I just threw this one in because I love to use big words. It means a person who loves to use big words. My high school English teacher, Miz Ely, used to say to me “You’re so erudite” with that special blend of fondness and contempt that only she, with her fine-tuned East Texas twang, could muster.

Homo Ludens

A term coined by Dutch theorist Johan Huizenga, in his book of the same name, used to delve deep into the play element in culture. The literal meaning is Man Playing. This is my species. I hope it’s yours too. Huizenga says “You can deny, if you like, nearly all abstractions: justice, beauty, truth, goodness, mind, God. You can deny seriousness, but not play.” This is my cultural stance.

Sans-culotte

Also French, and I wanted to include the words flaneur and croque-monsieur as well, but I ran out of space. Sans-culotte literally means pantless, but before you get the idea that I'm hanging out in the altogether (I might be and I might not), a bit of further explanation. The sans-culottes were the lumpenproletariat* at the heart of the French Revolution, the ones Marie Antoinette wanted to see eat cake and die. They were radical democrats, sort of like Bernie Sanders with the mittens off. They did wear trousers--they just didn't sport the fashionable silk knee-pants of the aristos.
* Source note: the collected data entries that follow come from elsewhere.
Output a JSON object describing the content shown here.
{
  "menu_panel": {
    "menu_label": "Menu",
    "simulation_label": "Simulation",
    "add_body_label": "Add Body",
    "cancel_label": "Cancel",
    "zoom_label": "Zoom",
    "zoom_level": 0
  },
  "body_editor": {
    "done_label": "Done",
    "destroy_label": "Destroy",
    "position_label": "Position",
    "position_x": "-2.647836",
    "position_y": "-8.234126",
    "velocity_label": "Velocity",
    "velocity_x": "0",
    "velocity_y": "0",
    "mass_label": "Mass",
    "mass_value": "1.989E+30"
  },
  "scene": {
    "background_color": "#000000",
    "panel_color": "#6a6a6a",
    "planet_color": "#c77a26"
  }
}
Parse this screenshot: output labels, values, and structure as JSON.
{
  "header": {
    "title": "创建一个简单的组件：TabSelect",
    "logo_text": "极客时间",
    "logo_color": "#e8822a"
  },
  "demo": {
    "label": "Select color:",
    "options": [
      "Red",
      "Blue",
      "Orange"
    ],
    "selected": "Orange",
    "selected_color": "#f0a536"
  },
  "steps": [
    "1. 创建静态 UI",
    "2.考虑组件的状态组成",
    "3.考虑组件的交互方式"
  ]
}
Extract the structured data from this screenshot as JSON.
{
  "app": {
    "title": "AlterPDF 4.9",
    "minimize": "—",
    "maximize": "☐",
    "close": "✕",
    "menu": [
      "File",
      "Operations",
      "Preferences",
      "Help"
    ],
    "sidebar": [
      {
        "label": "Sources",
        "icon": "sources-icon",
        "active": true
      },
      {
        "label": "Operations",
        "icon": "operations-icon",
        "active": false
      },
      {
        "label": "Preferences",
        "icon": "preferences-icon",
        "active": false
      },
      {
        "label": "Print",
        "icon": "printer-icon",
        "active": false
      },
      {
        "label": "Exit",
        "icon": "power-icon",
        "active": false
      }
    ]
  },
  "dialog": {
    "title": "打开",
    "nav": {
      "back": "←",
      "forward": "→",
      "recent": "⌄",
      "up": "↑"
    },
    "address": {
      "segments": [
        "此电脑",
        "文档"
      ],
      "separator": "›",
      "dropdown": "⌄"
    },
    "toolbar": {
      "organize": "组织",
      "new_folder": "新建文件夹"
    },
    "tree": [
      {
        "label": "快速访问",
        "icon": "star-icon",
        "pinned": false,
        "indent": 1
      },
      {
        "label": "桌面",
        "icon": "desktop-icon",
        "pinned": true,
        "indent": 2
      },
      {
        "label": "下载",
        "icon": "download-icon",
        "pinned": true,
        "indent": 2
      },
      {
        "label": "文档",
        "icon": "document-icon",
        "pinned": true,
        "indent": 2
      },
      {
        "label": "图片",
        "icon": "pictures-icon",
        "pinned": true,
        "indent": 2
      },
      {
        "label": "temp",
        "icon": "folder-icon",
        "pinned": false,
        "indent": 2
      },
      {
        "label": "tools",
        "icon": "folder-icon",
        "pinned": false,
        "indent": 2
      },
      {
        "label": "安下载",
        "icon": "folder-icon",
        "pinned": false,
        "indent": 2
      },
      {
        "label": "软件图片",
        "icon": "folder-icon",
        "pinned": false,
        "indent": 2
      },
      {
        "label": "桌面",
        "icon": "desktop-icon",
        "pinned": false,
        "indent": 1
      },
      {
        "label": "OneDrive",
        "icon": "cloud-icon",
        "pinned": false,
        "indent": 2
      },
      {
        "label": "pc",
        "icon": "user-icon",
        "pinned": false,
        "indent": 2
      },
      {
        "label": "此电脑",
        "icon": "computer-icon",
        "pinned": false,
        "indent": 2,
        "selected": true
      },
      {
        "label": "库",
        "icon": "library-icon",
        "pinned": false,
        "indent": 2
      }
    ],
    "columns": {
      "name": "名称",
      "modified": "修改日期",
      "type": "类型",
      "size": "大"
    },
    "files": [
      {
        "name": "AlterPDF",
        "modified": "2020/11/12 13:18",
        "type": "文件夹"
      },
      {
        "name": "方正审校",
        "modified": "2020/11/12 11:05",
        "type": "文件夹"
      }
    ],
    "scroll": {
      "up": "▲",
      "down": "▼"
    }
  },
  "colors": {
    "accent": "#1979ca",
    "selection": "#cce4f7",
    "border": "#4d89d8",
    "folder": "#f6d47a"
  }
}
This is my political stance.


sans-culottes

Tralfamadorian

If you know you Vonnegut, you know the Tralfamadorians, little aliens who look like plumber's friends, with hands where their heads should be, in which is set a single eye. They also live in four dimensions, which means that they can see all of time laid out before them--and choose, quite sensibly, to live in the good times and avoid the bad. This is my philosophical stance.


kurt vonnegut

Lumpenproletariat

I came across this one for the first time when reading Marx’s Communist Manifesto. Did you know there was a class lower than the lower class? Lumpen literally means “ragged.”Marx calls them the dangerous ones, the “the social scum, that passively rotting mass thrown off by the lowest layers of the old society.” I immediately identified with them. He really meant the bohemians, vagrants, the artists, the theatre people, the barkeeps and cocktail waitrons, the ones told to “move along”, the ones who never bow to a clock, the free people. We made even Marx nervous. This is my social class.

Dylan Thomist

This is my own coinage, taken from the Welsh poet Dylan Thomas, especially in homage to his great poem The Force That Through the Green Fuse Drives the Flower (written when he was only nineteen) that expresses an intense identification with all of creation, the wood wide web. The universe is numinous. This is my religious stance.

The force that through the green fuse drives the flower
Drives my green age; that blasts the roots of trees
Is my destroyer.
And I am dumb to tell the crooked rose
My youth is bent by the same wintry fever.



There it is. If you’ve read this far and swallowed the hook with the bait, you’ll likely say I’m a self-contradictory sonuvabitch. Like you, I suspect, like you. I hope that clears things up for the Rainbow Trout. And for you.